This is a presentation summary from the 2013 Illinois Farm Economics Summit (IFES) which occurred December 16-20, 2013 at locations across Illinois.
The current Farm Bill process has now been underway for over 2 years. In 2012, the 2008 Farm Bill was extended for 1 year as larger budget issues delayed the standard process. In 2013, both the Senate and House have passed Farm Bills which are currently being reconciled in a Conference Committee comprised of members from both chambers.
Both versions are credited with achieving savings relative to existing programs via changes to the Commodity, Nutrition, and Conservation, and Crop Insurance Titles. These proposed changes suggest a shift in farm program focus from income supports to risk management where the federal crop insurance program serves as the main safety net for crop producers.
Existing commodity programs – direct and counter-cyclical, ACRE, and SURE – are eliminated in both Farm Bill proposals. The Senate version replaces these programs with the combination of both price supports and a shallow-loss revenue program. The House version would offer producers the choice between price supports with updated target prices for eligible commodities, or a county-level shallow-loss revenue program. In addition, a new crop insurance program – the Supplemental Coverage Option – is created in both versions.
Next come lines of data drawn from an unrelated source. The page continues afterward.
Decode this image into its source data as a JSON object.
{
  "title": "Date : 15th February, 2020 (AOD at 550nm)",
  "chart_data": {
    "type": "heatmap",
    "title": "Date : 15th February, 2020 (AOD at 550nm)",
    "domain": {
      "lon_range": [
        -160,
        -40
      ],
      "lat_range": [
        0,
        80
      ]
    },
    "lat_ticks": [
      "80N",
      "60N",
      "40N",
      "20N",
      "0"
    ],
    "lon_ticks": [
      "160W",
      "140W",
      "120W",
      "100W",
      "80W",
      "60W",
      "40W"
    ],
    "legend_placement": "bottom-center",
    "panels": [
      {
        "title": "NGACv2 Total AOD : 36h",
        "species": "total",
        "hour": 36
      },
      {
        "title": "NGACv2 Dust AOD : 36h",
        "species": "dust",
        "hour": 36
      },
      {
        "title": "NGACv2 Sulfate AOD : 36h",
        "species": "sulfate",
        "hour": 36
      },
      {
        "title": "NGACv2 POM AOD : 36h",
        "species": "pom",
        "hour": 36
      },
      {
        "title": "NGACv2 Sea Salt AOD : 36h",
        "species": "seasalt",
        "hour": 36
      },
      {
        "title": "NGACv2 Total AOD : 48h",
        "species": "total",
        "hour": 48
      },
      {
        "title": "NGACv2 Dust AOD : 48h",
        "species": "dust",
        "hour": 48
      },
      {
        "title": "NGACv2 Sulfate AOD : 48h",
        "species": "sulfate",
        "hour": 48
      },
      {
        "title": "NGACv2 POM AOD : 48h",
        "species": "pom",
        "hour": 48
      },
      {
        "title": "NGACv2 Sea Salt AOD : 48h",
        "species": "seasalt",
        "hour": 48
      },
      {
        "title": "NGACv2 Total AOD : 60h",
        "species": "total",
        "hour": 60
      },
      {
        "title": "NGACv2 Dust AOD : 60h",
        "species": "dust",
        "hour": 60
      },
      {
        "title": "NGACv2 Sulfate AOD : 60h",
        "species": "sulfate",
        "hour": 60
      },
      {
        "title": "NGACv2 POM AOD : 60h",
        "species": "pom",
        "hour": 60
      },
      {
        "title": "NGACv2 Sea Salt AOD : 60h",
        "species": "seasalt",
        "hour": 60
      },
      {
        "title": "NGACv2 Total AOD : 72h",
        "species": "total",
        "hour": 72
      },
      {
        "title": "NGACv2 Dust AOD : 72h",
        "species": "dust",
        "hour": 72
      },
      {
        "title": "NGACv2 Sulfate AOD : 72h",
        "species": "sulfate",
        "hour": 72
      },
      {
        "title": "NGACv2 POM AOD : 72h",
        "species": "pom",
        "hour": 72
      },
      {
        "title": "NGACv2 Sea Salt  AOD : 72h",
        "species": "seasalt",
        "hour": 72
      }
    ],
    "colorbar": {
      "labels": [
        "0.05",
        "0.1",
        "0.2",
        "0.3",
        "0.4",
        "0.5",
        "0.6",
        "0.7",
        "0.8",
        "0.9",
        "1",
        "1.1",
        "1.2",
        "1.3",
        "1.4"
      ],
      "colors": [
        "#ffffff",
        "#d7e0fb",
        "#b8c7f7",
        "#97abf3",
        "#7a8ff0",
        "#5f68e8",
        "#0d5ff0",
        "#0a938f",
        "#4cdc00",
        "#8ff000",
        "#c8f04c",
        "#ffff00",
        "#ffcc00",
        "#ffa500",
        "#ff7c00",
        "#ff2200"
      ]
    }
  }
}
The price support programs in the Senate and House Farm Bills differ along two important dimensions. The Senate price support program bases payments on historical base acreage and sets the reference price levels equal to a percentage of the rolling average of national marketing year average prices. Thus, reference prices would adjust with the market. In contrast, the House price support program would continue to use fixed price support levels and base payments on planted acreage. Thus, price support payments would be tied to, or “coupled” with, farmers’ production decisions.
The shallow loss revenue programs base their guarantees on Olympic averages of recent yields and national cash prices, and have payment limits and eligibility rules based on adjusted gross income.
In contrast, supplemental insurance coverage bases its guarantee on insurance (futures) prices and trend yields and will not be subject to payment limitations, but will require the producer to pay a subsidized portion of the premium.
Thus, these new and modified programs will require producers to make choices among programs which offer varying forms of price and yield risk protection. Furthermore, their individual crop insurance purchases may also influence the risk protection offered by the supplemental insurance coverage option and their choice among the modified commodity programs.
The two versions of the Farm Bill achieve a substantially different level of savings out of the food assistance programs, mostly from the Supplemental Nutrition Assistance Program (SNAP, formerly known as food stamps). More importantly, the policies that each uses to achieve those savings have significant political implications for passing the Farm Bill through the House and the Senate and getting it signed into law by President Obama.
Despite more than 2 years of debate, the likelihood of a Farm Bill being passed in 2013 is still very uncertain. The Farm Bill Conference Committee is currently working towards creating a Farm Bill keeping in mind the December 13 deadline for the Budget Committee.